To see firsthand how store and forward would work in a clinic setting please watch the above video.
These technologies provide important benefits to patients and providers. For example:
- Patients can get timely specialty care without needing to travel beyond the location of their primary care providers;
- Wait times for specialty care are lessened, especially in areas with shortages of medical specialists;
- Primary care providers and medical specialists can review patient cases, regardless of their respective locations;
- Medical specialists can review patient cases when it is convenient for them;
- The Store and Forward process can overcome language and cultural barriers.
Store and forward technologies are most commonly used in radiology, pathology, dermatology, and ophthalmology:
- In radiology, physicians at small rural hospitals can forward X-rays or MRI's to specialists at major medical centers for review;
- In dermatology, primary care providers can take digital photos of their patients' skin conditions and forward the images to dermatologists for review and determination of treatment if needed;
- In ophthalmology, eye screenings for diabetic retinopathy, a disease that is a major cause of blindness among individuals with diabetes, can be captured digitally by retinal cameras and transmitted to a specialist for review. These screenings are particularly effective in preventing vision loss or blindness.
However, it is important to note that store and forward services are not always reimbursable by private insurers, and Medicaid policies on this issue vary from state to state.
Store and Forward Successes
Studies have shown that store and forward technologies are important tools to help expand access to health care, in particular, specialty care, and to increase the comprehensiveness and efficiency of a health care delivery system.

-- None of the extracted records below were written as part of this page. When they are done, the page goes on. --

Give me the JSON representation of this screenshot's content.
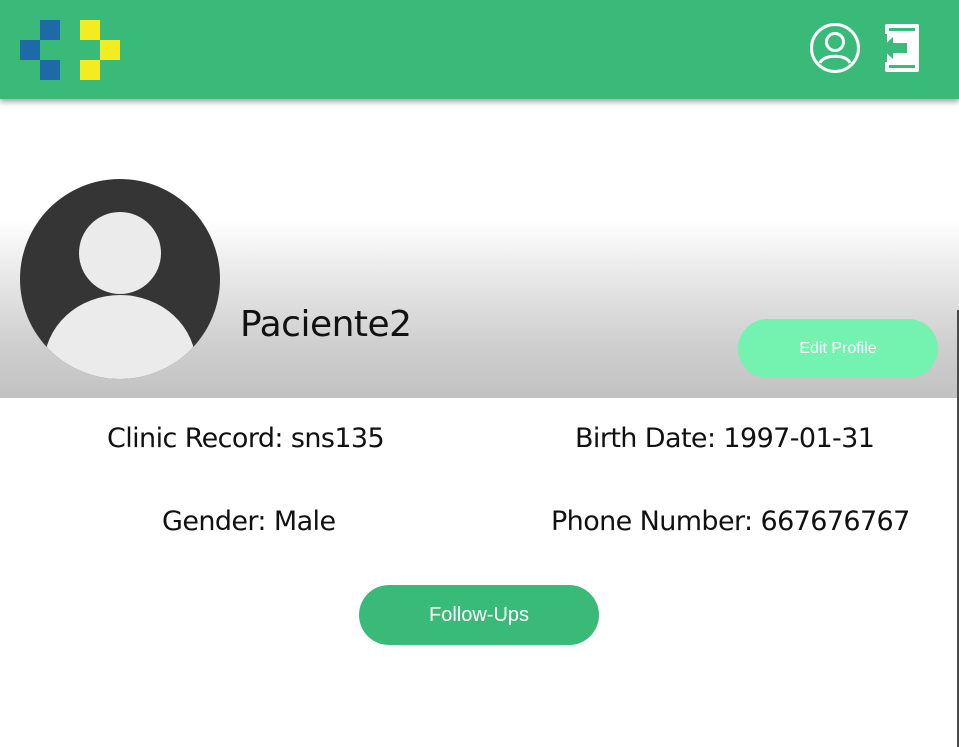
{
  "header": {
    "logo_name": "app-logo",
    "icons": [
      "user-profile-icon",
      "logout-icon"
    ],
    "colors": {
      "bar": "#3aba78",
      "logo_blue": "#1e6aa8",
      "logo_yellow": "#f4ec23"
    }
  },
  "profile": {
    "username": "Paciente2",
    "edit_label": "Edit Profile",
    "edit_color": "#74f2b0"
  },
  "details": {
    "clinic_record_label": "Clinic Record:",
    "clinic_record_value": "sns135",
    "birth_date_label": "Birth Date:",
    "birth_date_value": "1997-01-31",
    "gender_label": "Gender:",
    "gender_value": "Male",
    "phone_label": "Phone Number:",
    "phone_value": "667676767"
  },
  "actions": {
    "follow_ups_label": "Follow-Ups"
  }
}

According to a 2009 study commissioned by the California HealthCare Foundation and conducted by Blue Sky Consulting Group, store and forward teleophthalmology screening methods have the potential to simultaneously reduce costs and improve access and quality of health care services. In this study, for each patient examined for retinopathy with store and forward telemedicine, it estimated that state cost savings will total nearly $2,500 over the patient's lifetime.

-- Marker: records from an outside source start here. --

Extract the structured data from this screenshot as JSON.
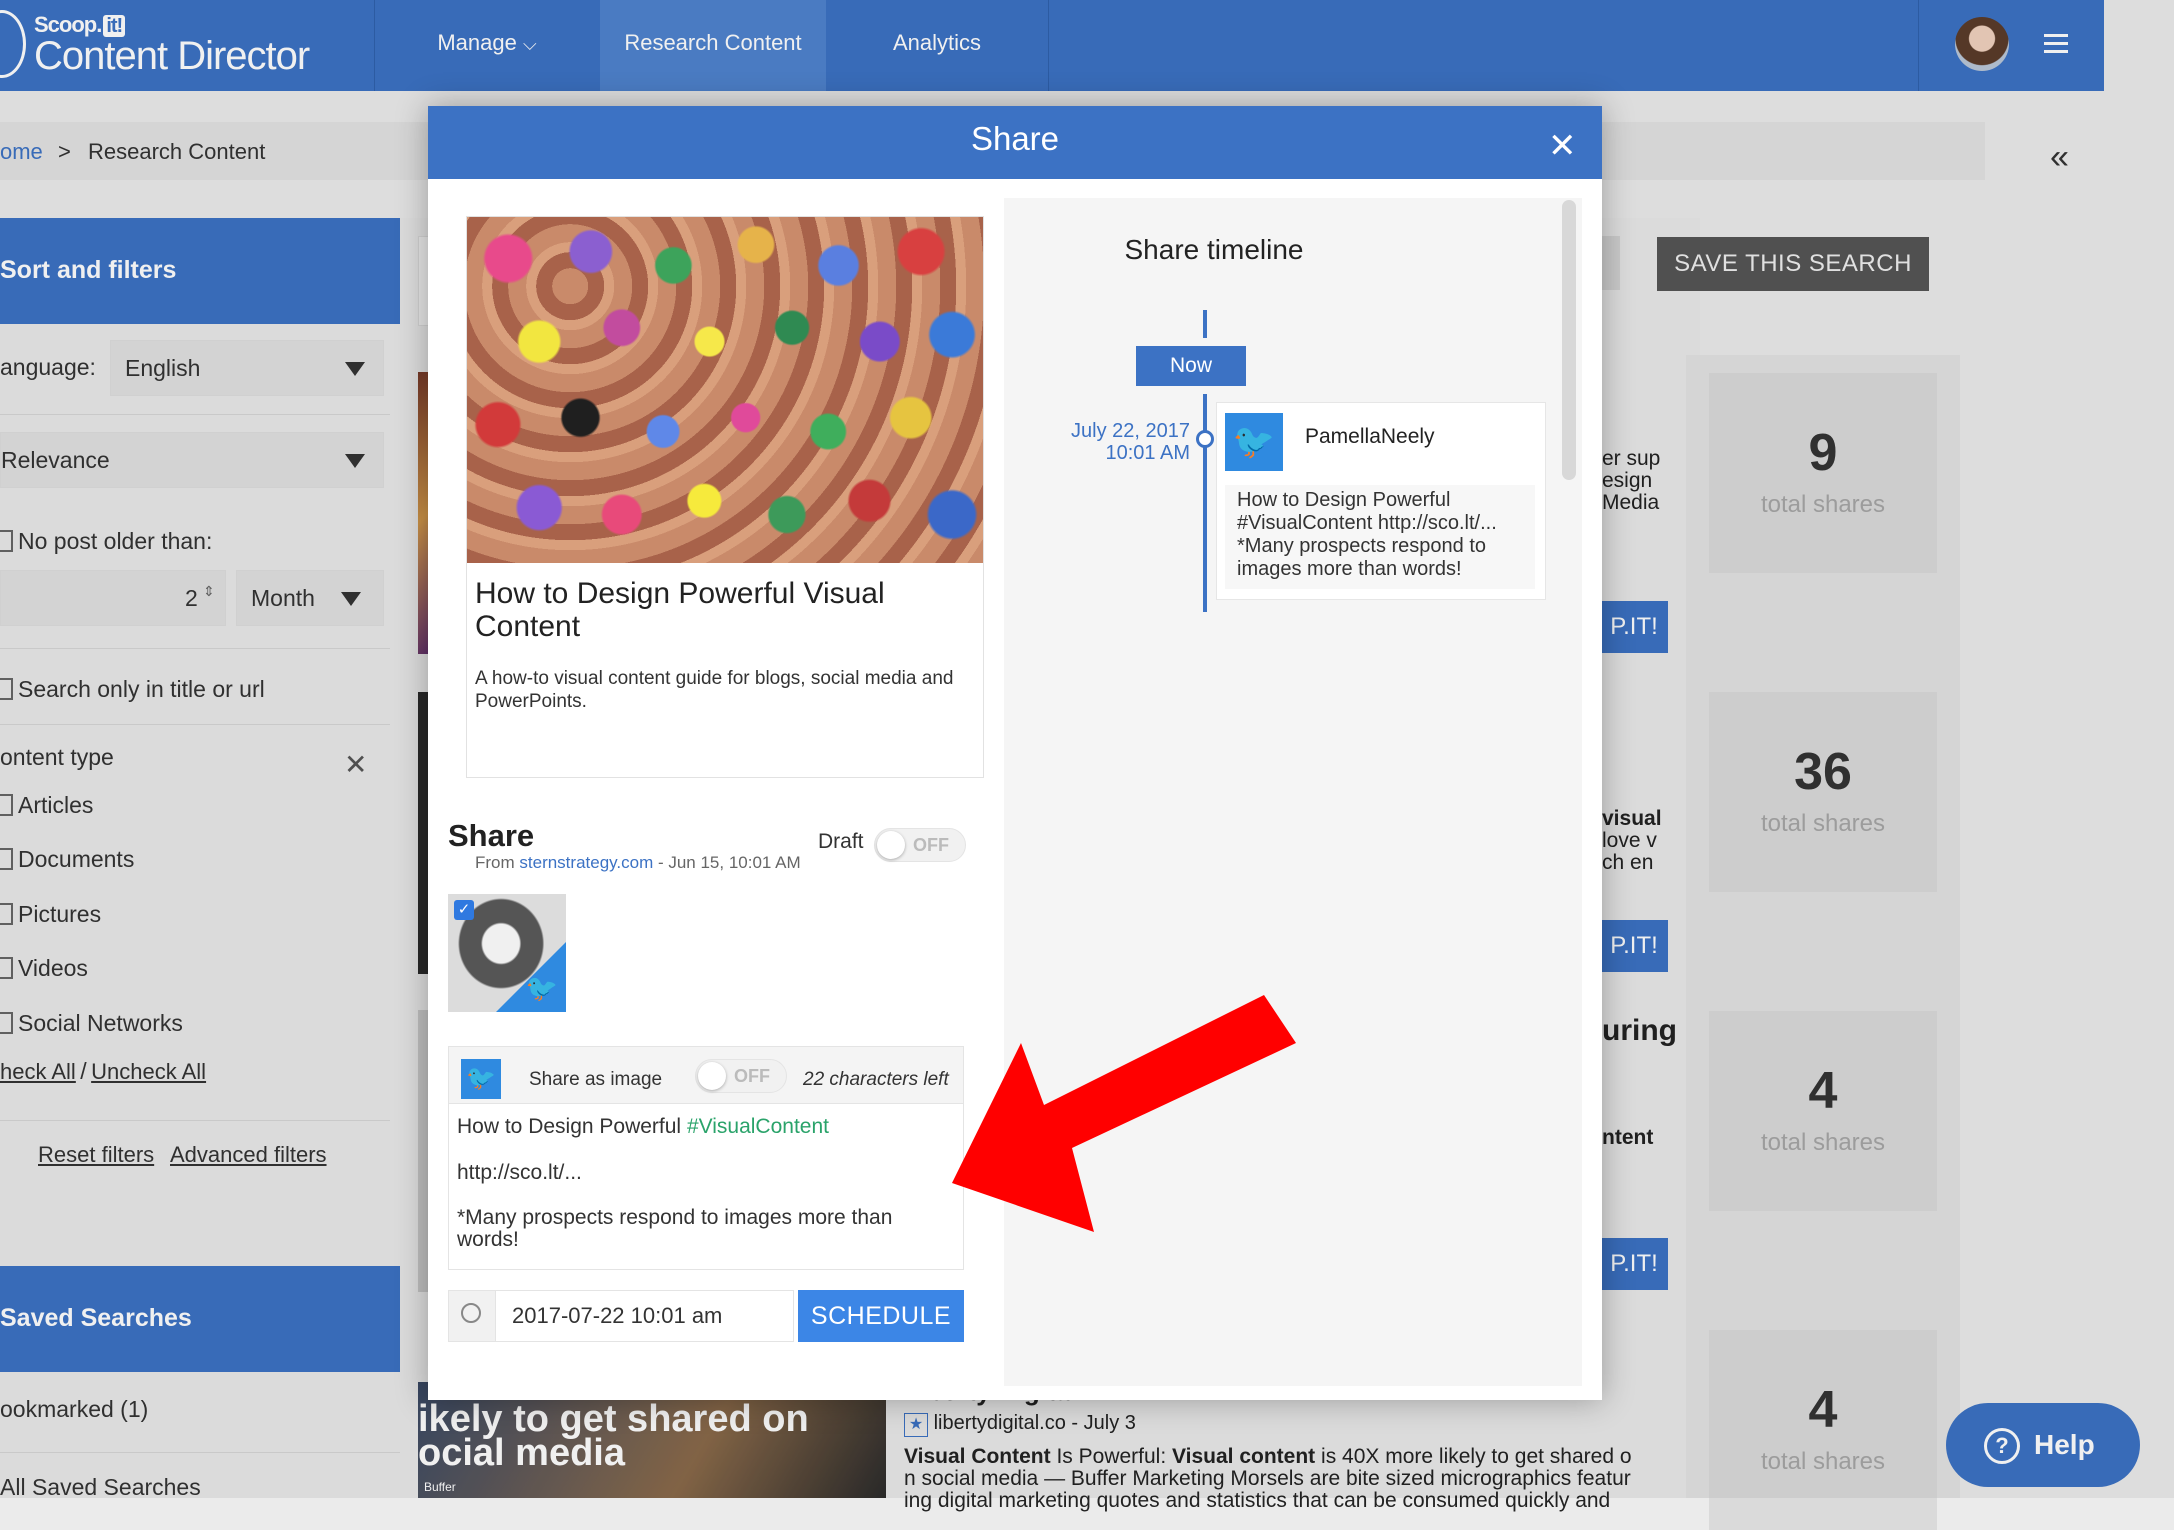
{
  "app": {
    "logo_small": "Scoop.",
    "logo_badge": "it!",
    "logo_main": "Content Director"
  },
  "nav": {
    "manage": "Manage",
    "research": "Research Content",
    "analytics": "Analytics"
  },
  "breadcrumb": {
    "home": "ome",
    "sep": ">",
    "current": "Research Content"
  },
  "sidebar": {
    "sort_title": "Sort and filters",
    "language_label": "anguage:",
    "language_value": "English",
    "sort_value": "Relevance",
    "older_label": "No post older than:",
    "older_number": "2",
    "older_unit": "Month",
    "title_only": "Search only in title or url",
    "content_type": "ontent type",
    "types": [
      "Articles",
      "Documents",
      "Pictures",
      "Videos",
      "Social Networks"
    ],
    "check_all": "heck All",
    "slash": "/",
    "uncheck_all": "Uncheck All",
    "reset": "Reset filters",
    "advanced": "Advanced filters",
    "saved_title": "Saved Searches",
    "bookmarked": "ookmarked (1)",
    "all_saved": "All Saved Searches"
  },
  "results": {
    "save_search": "SAVE THIS SEARCH",
    "scoopit": "P.IT!",
    "shares": [
      {
        "num": "9",
        "label": "total shares"
      },
      {
        "num": "36",
        "label": "total shares"
      },
      {
        "num": "4",
        "label": "total shares"
      },
      {
        "num": "4",
        "label": "total shares"
      }
    ],
    "clip1": [
      "er sup",
      "esign",
      "Media"
    ],
    "clip2": [
      "visual",
      "love v",
      "ch en"
    ],
    "clip3": [
      "uring",
      "ntent"
    ],
    "bottom_img_line1": "ikely to get shared on",
    "bottom_img_line2": "ocial media",
    "bottom_img_tag": "Buffer",
    "bottom_title": "Liberty Digital",
    "bottom_source": "libertydigital.co - July 3",
    "bottom_snip1_b1": "Visual Content",
    "bottom_snip1_t1": " Is Powerful: ",
    "bottom_snip1_b2": "Visual content",
    "bottom_snip1_t2": " is 40X more likely to get shared o",
    "bottom_snip2": "n social media — Buffer Marketing Morsels are bite sized micrographics featur",
    "bottom_snip3": "ing digital marketing quotes and statistics that can be consumed quickly and"
  },
  "help": {
    "label": "Help",
    "q": "?"
  },
  "modal": {
    "title": "Share",
    "close": "✕",
    "card_title": "How to Design Powerful Visual Content",
    "card_desc": "A how-to visual content guide for blogs, social media and PowerPoints.",
    "card_from_label": "From ",
    "card_from_link": "sternstrategy.com",
    "card_from_date": " - Jun 15, 10:01 AM",
    "share_heading": "Share",
    "draft_label": "Draft",
    "draft_state": "OFF",
    "share_as_image": "Share as image",
    "share_as_image_state": "OFF",
    "chars_left": "22 characters left",
    "msg_prefix": "How to Design Powerful ",
    "msg_hashtag": "#VisualContent",
    "msg_link": "http://sco.lt/...",
    "msg_body": "*Many prospects respond to images more than words!",
    "schedule_date": "2017-07-22 10:01 am",
    "schedule_button": "SCHEDULE",
    "timeline_title": "Share timeline",
    "now_label": "Now",
    "tl_date_line1": "July 22, 2017",
    "tl_date_line2": "10:01 AM",
    "tl_user": "PamellaNeely",
    "tl_body": "How to Design Powerful #VisualContent http://sco.lt/... *Many prospects respond to images more than words!"
  },
  "colors": {
    "brand_blue": "#3c72c4",
    "twitter_blue": "#2f8ae0",
    "hashtag_green": "#2aa36a",
    "annotation_red": "#ff0000"
  }
}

A 2008 study compared process times for patients with suspected skin cancer who received tele-dermatology referrals with store and forward technologies versus patients who received conventional dermatology referrals. The tele-dermatology patients, on average, completed their initial consults in four days, compared to 48 days for conventionally referred patients; for biopsies, the wait was 38 days, versus 57 days; and for cancer removal surgery, 104 days versus 125 days. Tele-dermatology patients also had fewer dermatology clinic visits before surgery, which provided evidence of cost effectiveness as well as quicker access to crucial medical services.

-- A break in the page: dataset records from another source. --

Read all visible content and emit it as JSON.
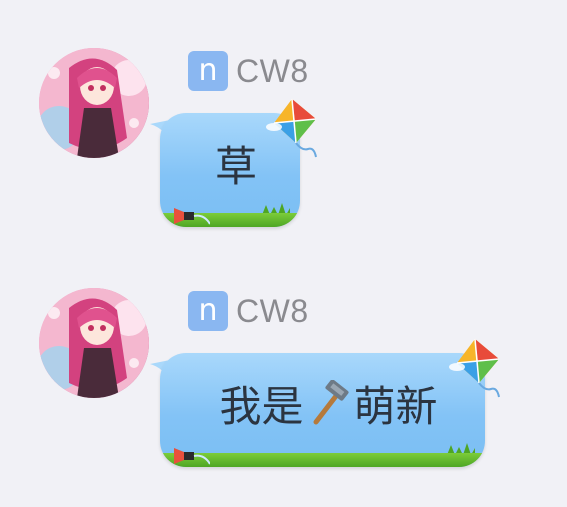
{
  "messages": [
    {
      "sender_badge": "n",
      "sender_name": "CW8",
      "text": "草"
    },
    {
      "sender_badge": "n",
      "sender_name": "CW8",
      "text_before": "我是",
      "emoji": "hammer-icon",
      "text_after": "萌新"
    }
  ],
  "colors": {
    "background": "#f1f1f6",
    "badge": "#8ab7f1",
    "bubble_top": "#a9d8fb",
    "bubble_bottom": "#7abef3",
    "grass": "#4ea624",
    "name": "#8a8a8f"
  }
}
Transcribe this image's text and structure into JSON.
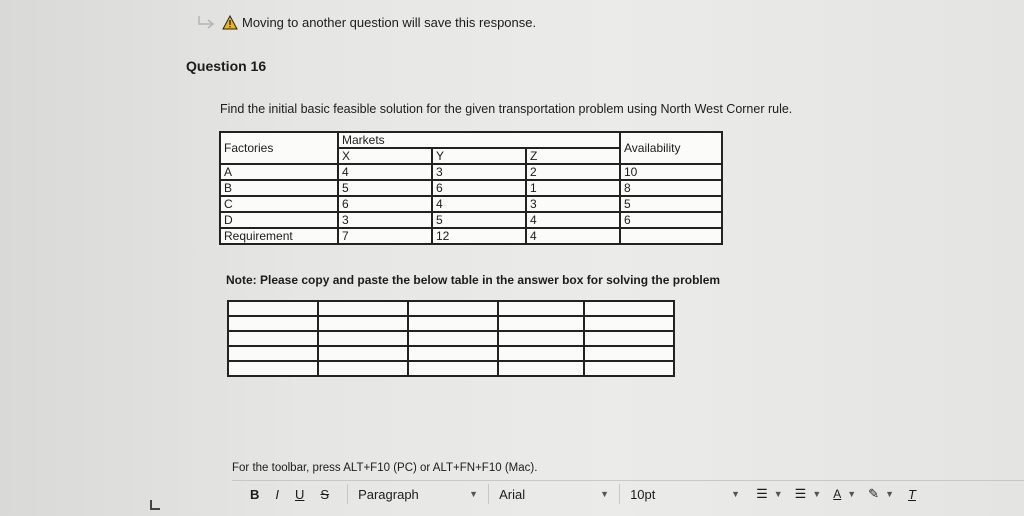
{
  "warning": {
    "text": "Moving to another question will save this response."
  },
  "question": {
    "title": "Question 16",
    "text": "Find the initial basic feasible solution for the given transportation problem using North West Corner rule."
  },
  "table": {
    "factories_header": "Factories",
    "markets_header": "Markets",
    "availability_header": "Availability",
    "market_cols": [
      "X",
      "Y",
      "Z"
    ],
    "rows": [
      {
        "label": "A",
        "x": "4",
        "y": "3",
        "z": "2",
        "avail": "10"
      },
      {
        "label": "B",
        "x": "5",
        "y": "6",
        "z": "1",
        "avail": "8"
      },
      {
        "label": "C",
        "x": "6",
        "y": "4",
        "z": "3",
        "avail": "5"
      },
      {
        "label": "D",
        "x": "3",
        "y": "5",
        "z": "4",
        "avail": "6"
      }
    ],
    "requirement": {
      "label": "Requirement",
      "x": "7",
      "y": "12",
      "z": "4"
    }
  },
  "note": "Note: Please copy and paste the below table in the answer box for solving the problem",
  "editor": {
    "hint": "For the toolbar, press ALT+F10 (PC) or ALT+FN+F10 (Mac).",
    "bold": "B",
    "italic": "I",
    "underline": "U",
    "strike": "S",
    "paragraph": "Paragraph",
    "font": "Arial",
    "size": "10pt",
    "text_color": "A",
    "clear_format": "T"
  }
}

A 1998 study evaluated a store and forward radiology demonstration project, which connected a rural hospital’s emergency department with an academic medical center. The study found no discrepancies between reviews of digital images and reviews of hard copy X-rays, documented an average turnaround time for store and forward reviews of 1.3 hours, and reported high levels of satisfaction among emergency department physicians. It also found that reviews by academic medical center specialty radiologists led to changes in the emergency department physicians' initial diagnosis in 30 percent of all cases, and treatment changes in 26 percent of all cases.